Hof 's-Hertogenbosch oordeelt in hoger beroep dat de bezwaren tegen de vergrijpboeten ten onrechte niet-ontvankelijk zijn verklaard. Er is namelijk vóór 1 augustus 2019 bezwaar gemaakt, zodat voor de boeten de oude bewijsregels gelden. De inspecteur toont niet overtuigend aan dat de bezwaren te laat zijn ingediend.
Aan X zijn in november 2017 twee naheffingsaanslagen omzetbelasting opgelegd van in totaal ruim € 20.000, alsmede twee vergrijpboeten van € 2666 en € 1333. Pas in maart 2018 gaat X hier tegen in bezwaar. In geschil is of de bezwaarschriften terecht wegens termijnoverschrijding niet-ontvankelijk zijn verklaard. Rechtbank Zeeland-West-Brabant stelt de inspecteur in het gelijk. X stelt in hoger beroep dat eind november 2017 reeds bezwaar is gemaakt. De inspecteur stelt die brieven destijds niet te hebben ontvangen.

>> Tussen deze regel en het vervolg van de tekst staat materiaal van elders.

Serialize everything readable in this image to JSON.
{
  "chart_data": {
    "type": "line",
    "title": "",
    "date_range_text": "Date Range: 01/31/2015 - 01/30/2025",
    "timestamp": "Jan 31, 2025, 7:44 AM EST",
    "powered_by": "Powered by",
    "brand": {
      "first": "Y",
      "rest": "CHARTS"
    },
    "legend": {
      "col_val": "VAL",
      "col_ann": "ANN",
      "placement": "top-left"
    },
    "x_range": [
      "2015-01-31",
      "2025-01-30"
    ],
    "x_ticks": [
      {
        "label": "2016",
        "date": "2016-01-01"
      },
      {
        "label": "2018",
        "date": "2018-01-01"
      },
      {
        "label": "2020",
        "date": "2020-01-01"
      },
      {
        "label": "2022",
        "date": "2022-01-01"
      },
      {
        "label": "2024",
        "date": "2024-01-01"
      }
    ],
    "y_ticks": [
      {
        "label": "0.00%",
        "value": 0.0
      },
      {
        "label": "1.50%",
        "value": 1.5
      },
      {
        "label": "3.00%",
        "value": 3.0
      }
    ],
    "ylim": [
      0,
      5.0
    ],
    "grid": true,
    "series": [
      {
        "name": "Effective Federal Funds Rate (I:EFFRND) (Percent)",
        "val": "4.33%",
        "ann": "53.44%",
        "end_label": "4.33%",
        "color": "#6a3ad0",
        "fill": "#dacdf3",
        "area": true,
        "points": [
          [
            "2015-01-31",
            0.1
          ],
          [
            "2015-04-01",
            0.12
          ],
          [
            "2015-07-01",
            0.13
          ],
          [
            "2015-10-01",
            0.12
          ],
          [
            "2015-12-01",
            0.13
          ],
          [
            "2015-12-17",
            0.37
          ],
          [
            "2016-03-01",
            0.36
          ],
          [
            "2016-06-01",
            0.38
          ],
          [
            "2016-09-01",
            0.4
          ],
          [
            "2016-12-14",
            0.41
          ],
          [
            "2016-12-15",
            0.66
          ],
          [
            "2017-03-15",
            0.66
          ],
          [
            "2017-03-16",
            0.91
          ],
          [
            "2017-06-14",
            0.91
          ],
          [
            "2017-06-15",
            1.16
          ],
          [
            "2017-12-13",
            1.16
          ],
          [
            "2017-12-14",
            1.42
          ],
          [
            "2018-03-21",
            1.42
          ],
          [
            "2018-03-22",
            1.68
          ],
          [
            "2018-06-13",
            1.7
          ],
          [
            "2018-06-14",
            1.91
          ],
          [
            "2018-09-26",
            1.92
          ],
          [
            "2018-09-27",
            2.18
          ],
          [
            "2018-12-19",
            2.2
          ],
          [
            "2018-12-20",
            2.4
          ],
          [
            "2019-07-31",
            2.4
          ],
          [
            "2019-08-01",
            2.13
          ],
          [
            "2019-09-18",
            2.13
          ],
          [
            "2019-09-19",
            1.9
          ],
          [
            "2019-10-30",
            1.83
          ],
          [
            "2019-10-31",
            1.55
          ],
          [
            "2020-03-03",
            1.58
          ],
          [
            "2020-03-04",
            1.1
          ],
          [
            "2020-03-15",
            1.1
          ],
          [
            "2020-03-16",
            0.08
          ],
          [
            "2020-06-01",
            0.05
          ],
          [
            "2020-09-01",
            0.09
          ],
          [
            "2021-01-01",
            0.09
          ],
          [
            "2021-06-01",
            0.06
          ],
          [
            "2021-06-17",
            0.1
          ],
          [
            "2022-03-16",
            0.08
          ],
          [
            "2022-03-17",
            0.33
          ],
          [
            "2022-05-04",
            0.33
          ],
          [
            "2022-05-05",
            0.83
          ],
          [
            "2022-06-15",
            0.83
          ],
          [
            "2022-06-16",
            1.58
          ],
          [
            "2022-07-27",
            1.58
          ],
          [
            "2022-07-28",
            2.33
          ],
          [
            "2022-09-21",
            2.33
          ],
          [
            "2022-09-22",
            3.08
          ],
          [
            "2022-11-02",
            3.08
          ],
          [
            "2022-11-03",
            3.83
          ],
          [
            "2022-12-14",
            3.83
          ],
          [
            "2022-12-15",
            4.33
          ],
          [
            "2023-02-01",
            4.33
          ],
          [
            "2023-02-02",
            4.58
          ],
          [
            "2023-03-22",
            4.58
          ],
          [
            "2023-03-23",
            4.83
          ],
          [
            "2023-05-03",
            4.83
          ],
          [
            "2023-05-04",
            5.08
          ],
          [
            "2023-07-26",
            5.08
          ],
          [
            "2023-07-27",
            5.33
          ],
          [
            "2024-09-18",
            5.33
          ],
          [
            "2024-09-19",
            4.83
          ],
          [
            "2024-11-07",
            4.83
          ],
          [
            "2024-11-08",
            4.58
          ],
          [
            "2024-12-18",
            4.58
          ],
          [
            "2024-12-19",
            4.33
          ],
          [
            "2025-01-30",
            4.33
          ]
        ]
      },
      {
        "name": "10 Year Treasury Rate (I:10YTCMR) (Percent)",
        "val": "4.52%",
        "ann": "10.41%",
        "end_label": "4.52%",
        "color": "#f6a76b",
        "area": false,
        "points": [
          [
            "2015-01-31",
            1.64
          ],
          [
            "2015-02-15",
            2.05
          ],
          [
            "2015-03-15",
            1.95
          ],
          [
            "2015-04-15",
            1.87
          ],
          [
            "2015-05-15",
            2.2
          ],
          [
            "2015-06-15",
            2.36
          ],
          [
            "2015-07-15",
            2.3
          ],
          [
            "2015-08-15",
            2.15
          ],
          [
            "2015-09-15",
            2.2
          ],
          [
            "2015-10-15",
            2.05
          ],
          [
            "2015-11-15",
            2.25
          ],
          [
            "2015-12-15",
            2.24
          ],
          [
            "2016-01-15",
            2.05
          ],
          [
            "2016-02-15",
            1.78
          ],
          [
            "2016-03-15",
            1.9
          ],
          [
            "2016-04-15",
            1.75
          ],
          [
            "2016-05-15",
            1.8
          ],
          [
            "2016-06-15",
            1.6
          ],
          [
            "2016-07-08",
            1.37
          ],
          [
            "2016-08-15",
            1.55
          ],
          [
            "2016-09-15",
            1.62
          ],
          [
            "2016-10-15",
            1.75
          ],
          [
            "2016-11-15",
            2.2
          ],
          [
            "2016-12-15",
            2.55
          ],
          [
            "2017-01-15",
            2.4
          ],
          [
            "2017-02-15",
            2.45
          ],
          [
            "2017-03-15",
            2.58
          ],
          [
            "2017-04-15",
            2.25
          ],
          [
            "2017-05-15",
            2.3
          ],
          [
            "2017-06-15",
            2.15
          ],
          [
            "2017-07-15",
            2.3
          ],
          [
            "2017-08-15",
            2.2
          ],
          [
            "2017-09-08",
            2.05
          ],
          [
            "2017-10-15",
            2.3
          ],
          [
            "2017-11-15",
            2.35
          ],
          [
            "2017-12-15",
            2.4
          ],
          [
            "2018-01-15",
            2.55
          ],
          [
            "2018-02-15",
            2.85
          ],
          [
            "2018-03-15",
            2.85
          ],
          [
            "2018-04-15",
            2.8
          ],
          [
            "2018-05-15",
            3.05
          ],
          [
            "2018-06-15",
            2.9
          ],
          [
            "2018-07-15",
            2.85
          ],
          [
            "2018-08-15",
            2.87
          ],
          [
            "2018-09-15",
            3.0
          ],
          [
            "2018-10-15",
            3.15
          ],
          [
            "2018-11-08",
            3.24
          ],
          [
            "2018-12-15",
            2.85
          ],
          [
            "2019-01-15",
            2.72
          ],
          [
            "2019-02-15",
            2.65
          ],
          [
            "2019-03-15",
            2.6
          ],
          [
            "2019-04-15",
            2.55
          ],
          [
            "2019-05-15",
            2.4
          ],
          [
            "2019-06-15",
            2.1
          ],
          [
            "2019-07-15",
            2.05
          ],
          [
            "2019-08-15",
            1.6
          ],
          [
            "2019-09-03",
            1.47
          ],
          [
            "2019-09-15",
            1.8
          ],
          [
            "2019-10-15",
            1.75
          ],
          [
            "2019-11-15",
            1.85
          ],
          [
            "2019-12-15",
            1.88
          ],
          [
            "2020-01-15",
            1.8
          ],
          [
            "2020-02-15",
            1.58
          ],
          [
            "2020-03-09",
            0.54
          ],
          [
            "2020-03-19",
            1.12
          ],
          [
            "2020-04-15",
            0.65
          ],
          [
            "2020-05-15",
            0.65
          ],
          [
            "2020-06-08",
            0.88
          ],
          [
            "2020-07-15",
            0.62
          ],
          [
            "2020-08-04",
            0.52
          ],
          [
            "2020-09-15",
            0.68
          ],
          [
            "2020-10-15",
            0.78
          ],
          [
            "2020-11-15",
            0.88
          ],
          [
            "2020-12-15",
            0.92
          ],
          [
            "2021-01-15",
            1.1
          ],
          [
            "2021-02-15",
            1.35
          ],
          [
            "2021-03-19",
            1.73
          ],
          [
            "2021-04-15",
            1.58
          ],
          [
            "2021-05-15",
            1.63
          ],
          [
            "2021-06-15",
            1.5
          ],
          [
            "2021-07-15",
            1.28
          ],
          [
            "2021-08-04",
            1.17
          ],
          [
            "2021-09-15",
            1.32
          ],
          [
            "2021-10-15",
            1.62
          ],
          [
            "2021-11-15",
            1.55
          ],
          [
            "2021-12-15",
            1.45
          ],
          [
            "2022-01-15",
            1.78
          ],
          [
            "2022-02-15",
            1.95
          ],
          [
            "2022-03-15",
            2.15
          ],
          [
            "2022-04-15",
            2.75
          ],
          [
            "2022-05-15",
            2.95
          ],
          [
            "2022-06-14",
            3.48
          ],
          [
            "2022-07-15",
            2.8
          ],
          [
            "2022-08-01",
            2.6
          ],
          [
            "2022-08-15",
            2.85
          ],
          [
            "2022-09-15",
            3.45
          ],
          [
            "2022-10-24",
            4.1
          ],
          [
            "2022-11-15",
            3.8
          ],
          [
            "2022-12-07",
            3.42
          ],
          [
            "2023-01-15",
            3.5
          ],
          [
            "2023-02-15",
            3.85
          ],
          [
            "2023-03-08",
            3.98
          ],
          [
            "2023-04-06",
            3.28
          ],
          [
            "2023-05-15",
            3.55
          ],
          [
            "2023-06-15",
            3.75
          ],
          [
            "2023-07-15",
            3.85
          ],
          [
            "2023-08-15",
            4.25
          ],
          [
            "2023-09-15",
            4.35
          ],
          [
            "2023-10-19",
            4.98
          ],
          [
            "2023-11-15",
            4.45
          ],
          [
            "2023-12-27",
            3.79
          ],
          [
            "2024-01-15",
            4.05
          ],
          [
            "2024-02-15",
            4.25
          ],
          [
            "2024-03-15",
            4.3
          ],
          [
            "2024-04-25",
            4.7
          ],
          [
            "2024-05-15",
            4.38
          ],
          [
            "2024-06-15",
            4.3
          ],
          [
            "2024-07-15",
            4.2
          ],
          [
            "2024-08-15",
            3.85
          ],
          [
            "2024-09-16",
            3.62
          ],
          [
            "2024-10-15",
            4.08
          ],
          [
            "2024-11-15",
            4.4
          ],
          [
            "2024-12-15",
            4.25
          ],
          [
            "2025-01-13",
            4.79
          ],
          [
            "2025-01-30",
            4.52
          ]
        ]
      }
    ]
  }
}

Hof 's-Hertogenbosch oordeelt dat de bezwaren tegen de boeten ten onrechte niet-ontvankelijk zijn verklaard. Er is namelijk vóór 1 augustus 2019 bezwaar gemaakt, zodat voor de boeten nog de oude bewijsregels gelden (zie HR 5 juli 2019, 21/00037, V-N 2021/48.15) voor de beoordeling of tijdig bezwaar is gemaakt. De inspecteur toont niet overtuigend aan dat de bezwaren te laat zijn ingediend. Conform het compromis van partijen om het geschil in dat geval finaal te beslechten, worden de boeten verlaagd tot € 2000. Het beroep van X is slechts in zoverre gegrond.